Any help, or hint how to do the estimation ? How to deal with that $\Lambda, D$ if the summation formula is not simple, or sometimes no formula ?
Thank you in advanced.
PS link to a new question Estimate # of order paired function using Dirichlet hyperbola method
For each $n$ we are computing $f(n) = \displaystyle\sum_{ab^2=n} 1$. Now the indicator function of the square is just $\sum_{d|n}\lambda(d)$ where here $\lambda(d)$ is the Liouville function, $\lambda(d) = (-1)^{\Omega(d)}$. Writing this out we have
$$f(n) = \sum_{d|n}\sum_{e|d}(-1)^{\Omega(e)}$$
Because this will have a $1$ in the outer sum exactly when the divisor $d$ is a perfect square and note that $a$ is totally determined by $b^2$ so we need only count the number of square factors.

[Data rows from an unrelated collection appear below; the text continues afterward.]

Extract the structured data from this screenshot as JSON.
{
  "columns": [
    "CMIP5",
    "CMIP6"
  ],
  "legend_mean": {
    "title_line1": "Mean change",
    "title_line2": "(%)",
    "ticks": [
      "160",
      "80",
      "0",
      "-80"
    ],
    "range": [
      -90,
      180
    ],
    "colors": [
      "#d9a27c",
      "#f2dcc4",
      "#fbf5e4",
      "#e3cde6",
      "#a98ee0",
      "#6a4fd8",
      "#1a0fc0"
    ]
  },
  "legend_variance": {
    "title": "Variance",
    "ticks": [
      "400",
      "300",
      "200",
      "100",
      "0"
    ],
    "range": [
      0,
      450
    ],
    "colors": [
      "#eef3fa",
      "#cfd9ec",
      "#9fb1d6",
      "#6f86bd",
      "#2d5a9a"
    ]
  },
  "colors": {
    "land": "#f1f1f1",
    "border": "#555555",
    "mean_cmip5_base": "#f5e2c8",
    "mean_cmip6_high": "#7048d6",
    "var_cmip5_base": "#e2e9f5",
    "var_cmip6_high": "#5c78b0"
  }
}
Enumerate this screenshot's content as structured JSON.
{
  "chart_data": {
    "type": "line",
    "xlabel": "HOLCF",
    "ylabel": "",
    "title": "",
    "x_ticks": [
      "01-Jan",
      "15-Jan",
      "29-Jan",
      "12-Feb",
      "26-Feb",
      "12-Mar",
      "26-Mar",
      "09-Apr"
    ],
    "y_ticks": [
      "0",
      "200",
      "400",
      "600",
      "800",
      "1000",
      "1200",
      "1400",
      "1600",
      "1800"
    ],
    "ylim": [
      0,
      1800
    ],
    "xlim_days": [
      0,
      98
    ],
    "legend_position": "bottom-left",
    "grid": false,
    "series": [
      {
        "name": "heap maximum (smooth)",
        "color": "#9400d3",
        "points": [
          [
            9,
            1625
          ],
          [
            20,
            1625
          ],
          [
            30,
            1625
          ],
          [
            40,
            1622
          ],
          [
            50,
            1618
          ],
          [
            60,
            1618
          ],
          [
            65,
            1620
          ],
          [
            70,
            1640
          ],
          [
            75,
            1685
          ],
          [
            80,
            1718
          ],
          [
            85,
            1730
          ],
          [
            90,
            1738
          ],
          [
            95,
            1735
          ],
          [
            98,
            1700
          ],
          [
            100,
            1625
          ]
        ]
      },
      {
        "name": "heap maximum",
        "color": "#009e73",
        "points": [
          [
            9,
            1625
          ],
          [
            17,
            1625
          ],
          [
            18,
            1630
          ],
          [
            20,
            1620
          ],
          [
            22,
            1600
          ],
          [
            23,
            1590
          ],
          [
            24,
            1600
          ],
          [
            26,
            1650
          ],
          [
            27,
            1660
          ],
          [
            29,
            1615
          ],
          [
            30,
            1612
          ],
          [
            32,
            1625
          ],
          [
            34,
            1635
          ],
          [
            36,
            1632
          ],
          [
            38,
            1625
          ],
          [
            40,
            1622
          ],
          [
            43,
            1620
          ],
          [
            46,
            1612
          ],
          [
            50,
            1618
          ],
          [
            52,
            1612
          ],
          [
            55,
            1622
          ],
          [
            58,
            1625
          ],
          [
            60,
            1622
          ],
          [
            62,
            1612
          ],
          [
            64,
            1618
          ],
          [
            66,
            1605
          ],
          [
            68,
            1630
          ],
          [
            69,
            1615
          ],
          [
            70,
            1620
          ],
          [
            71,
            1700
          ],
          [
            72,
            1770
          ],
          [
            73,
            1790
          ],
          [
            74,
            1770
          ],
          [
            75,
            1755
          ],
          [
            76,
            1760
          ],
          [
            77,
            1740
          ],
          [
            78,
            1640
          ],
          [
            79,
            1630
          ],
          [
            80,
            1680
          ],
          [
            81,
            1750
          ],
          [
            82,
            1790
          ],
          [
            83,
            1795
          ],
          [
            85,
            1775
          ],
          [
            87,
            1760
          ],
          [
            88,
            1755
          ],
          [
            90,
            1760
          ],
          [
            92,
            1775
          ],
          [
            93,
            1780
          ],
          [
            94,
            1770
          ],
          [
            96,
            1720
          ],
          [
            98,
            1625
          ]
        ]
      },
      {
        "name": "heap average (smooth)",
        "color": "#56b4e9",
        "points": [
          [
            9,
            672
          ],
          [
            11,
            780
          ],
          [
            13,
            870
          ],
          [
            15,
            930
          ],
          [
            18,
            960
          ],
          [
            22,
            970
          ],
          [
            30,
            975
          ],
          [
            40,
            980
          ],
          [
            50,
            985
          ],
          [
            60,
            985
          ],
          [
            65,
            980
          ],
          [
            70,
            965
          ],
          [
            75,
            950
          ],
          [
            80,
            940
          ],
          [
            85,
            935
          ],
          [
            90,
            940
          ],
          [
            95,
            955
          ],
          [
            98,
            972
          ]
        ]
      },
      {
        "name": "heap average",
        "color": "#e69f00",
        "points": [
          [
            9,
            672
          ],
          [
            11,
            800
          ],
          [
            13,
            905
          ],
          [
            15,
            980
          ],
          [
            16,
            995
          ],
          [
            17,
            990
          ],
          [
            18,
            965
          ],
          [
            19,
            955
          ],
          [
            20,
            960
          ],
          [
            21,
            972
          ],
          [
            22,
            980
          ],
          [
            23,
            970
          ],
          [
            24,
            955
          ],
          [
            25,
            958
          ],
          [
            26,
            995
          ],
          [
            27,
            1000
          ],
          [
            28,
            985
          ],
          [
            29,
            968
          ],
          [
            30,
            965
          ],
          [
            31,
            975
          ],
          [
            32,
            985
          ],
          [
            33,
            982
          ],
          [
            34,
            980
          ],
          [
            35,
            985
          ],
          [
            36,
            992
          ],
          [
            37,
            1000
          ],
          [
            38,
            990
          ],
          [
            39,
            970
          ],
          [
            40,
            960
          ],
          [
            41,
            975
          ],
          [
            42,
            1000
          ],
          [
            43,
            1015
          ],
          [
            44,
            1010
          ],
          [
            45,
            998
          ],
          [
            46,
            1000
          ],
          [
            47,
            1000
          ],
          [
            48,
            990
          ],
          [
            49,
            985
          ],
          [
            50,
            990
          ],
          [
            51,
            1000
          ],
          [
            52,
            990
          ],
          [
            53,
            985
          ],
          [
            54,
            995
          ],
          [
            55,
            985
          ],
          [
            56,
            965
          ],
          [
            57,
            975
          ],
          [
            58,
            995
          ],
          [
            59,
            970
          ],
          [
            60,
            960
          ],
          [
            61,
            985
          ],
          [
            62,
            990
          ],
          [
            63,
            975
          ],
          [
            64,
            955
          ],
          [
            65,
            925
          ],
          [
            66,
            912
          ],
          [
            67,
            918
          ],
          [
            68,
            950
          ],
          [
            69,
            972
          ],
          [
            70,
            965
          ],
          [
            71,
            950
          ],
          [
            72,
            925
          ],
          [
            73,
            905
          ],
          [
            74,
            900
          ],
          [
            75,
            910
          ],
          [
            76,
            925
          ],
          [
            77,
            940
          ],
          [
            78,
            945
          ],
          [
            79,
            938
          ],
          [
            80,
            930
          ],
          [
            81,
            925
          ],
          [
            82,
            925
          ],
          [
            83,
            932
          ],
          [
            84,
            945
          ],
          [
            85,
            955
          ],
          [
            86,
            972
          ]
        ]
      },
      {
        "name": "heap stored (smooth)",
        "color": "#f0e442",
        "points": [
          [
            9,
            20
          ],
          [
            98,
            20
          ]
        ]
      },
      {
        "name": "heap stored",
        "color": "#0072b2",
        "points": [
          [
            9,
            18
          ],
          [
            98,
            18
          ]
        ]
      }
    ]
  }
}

As always, we reverse the order of summation using $ef = d, dg = n$ to produce
$$f(n) = \sum_{efg = n}(-1)^{\Omega(e)}\cdot 1(f)\cdot 1(g)$$
which reveals itself as a triple convolution, $1*1*\lambda$. Since we know $(1*1)(n) = d(n)$ we can write this as $d*\lambda(n)$ with $d$ the number of divisors function. Here you have something neatly written as a convolution of two basic arithmetic functions, as desired.